There are three main sources of evidence. The first is Basque, which appears to be the sole surviving pre-Indo-European language in the region. The other evidence comes from inscriptions in languages which are now extinct, like Etruscan, and from words in the Western Indo-European languages which appear to be borrowings from these non-Indo-European predecessors.
Unfortunately, substratum loans in themselves tell us little about the structure of the languages in question, and most of the ancient languages of Europe died out without ever having been written down. Etruscan is a notable exception, but this language may actually have been a relatively recent arrival from Anatolia. As such, the region of Europe with the best evidence for pre-Indo-European language is Spain: not only do we have Basque, there is also the extinct language of Iberian, which was written from around 500 BC to the beginning of the Christian Era. The Iberian scripts have been deciphered, but although there are around 2000 inscriptions the language remains very poorly understood; however, it is clearly non-Indo-European. It also shares several features with Basque; for instance, both Iberian and proto-Basque had no phonemic /m/ and no CR clusters (as in tray, glow, apron etc).
Some of these features are so unusual that their occurrence in both languages cannot be due to chance. It is not immediately clear whether these shared features are a sign of genetic relationship, or merely areal traits that may once have been shared by other neighbouring languages. However, recent breakthroughs in our understanding of the Iberian language make it necessary to reassess the question of the relationship between Basque and Iberian, which helps to improve our knowledge about the pre-Indo-European languages of Europe.

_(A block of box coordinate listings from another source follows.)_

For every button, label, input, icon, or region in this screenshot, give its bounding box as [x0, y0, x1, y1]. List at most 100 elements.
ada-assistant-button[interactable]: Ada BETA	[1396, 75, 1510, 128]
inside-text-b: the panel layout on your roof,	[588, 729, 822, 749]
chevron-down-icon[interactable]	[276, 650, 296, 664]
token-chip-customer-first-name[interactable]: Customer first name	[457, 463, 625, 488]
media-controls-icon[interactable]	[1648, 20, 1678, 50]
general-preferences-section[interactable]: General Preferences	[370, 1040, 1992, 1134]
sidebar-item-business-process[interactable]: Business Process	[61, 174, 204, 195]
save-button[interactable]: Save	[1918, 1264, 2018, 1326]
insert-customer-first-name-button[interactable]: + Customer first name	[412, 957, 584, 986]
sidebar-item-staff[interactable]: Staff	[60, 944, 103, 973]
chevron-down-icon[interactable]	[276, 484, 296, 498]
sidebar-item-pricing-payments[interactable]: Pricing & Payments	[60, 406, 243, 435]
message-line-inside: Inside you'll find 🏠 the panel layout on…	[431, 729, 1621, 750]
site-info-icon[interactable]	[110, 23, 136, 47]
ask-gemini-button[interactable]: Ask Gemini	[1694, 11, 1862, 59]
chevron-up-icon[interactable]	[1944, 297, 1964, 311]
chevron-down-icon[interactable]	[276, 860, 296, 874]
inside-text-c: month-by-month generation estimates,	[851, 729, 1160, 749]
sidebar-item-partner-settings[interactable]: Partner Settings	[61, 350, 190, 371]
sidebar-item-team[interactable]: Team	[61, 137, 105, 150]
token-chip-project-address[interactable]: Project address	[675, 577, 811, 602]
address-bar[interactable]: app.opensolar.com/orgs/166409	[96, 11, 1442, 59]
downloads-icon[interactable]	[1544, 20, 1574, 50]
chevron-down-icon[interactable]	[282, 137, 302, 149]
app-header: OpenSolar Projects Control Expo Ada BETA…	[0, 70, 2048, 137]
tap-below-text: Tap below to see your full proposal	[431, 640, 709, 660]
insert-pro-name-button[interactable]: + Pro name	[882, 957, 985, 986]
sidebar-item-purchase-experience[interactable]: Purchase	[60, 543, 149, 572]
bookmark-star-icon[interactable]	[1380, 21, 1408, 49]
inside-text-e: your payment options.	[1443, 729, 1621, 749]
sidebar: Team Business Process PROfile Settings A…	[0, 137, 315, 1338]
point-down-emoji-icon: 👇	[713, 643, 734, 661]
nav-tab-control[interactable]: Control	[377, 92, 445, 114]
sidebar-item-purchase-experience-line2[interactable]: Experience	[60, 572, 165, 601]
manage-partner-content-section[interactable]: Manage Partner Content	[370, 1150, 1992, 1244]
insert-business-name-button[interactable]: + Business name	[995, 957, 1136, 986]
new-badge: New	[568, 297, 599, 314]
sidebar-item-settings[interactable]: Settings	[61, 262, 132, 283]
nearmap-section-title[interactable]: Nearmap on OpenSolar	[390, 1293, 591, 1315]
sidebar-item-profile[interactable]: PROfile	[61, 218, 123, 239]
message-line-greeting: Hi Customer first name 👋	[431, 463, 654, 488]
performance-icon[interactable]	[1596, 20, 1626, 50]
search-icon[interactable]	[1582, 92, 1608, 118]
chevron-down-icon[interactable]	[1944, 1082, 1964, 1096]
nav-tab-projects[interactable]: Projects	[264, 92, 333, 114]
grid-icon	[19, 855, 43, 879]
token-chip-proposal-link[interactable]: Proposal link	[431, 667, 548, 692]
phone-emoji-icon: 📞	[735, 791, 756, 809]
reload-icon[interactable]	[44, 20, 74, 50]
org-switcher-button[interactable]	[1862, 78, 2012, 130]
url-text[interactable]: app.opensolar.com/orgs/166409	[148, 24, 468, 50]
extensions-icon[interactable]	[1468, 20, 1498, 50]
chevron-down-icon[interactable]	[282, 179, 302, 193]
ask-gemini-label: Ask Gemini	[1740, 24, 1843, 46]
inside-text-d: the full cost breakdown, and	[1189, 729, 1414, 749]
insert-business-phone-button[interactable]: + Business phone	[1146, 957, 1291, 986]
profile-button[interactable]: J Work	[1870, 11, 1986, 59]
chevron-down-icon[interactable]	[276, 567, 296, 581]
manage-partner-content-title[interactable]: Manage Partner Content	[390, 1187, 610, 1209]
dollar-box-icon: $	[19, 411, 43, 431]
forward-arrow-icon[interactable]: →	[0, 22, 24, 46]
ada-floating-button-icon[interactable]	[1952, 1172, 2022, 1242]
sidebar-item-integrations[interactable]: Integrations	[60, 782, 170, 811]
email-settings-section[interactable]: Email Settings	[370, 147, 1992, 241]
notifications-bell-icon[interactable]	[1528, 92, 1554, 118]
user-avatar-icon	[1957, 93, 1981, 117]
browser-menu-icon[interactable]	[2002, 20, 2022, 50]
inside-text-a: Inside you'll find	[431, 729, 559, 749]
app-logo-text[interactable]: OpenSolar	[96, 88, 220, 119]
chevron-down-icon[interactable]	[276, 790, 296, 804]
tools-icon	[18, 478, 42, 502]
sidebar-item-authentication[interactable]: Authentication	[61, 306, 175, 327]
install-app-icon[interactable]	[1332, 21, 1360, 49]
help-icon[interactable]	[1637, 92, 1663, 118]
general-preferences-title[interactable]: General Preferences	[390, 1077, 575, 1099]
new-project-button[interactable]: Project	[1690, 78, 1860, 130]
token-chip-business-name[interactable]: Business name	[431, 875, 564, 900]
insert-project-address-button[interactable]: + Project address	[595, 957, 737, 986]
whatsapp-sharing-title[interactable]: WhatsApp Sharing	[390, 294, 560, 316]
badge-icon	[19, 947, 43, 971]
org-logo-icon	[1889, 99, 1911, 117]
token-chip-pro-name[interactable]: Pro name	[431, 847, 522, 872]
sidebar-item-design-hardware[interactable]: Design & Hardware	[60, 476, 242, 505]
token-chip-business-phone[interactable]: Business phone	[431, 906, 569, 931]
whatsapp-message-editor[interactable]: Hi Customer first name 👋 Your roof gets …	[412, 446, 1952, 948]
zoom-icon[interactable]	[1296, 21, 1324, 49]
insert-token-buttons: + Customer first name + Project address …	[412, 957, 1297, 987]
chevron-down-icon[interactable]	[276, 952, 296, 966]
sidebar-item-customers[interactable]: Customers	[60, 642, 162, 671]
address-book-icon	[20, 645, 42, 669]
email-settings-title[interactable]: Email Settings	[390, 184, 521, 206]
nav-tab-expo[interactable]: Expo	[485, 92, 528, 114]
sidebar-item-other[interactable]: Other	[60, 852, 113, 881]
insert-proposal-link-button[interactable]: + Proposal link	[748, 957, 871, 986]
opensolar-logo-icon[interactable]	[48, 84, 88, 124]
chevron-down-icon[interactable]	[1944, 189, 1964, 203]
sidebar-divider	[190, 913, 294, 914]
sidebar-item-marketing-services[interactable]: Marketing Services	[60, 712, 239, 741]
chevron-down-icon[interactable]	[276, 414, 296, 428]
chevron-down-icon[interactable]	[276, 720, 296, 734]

An equally important issue is the process of Indo-Europeanisation. The epigraphic evidence allows us to draw a fairly good linguistic map of Spain in the classical period, which shows that half the peninsula was already Indo-European speaking by the time the Romans arrived. These Celtiberian and Lusitanian languages must have entered the peninsula at some earlier date, but the details of how, when and where this took place are highly controversial. The new findings regarding Basque and Iberian have implications which may be crucial for this vexed question.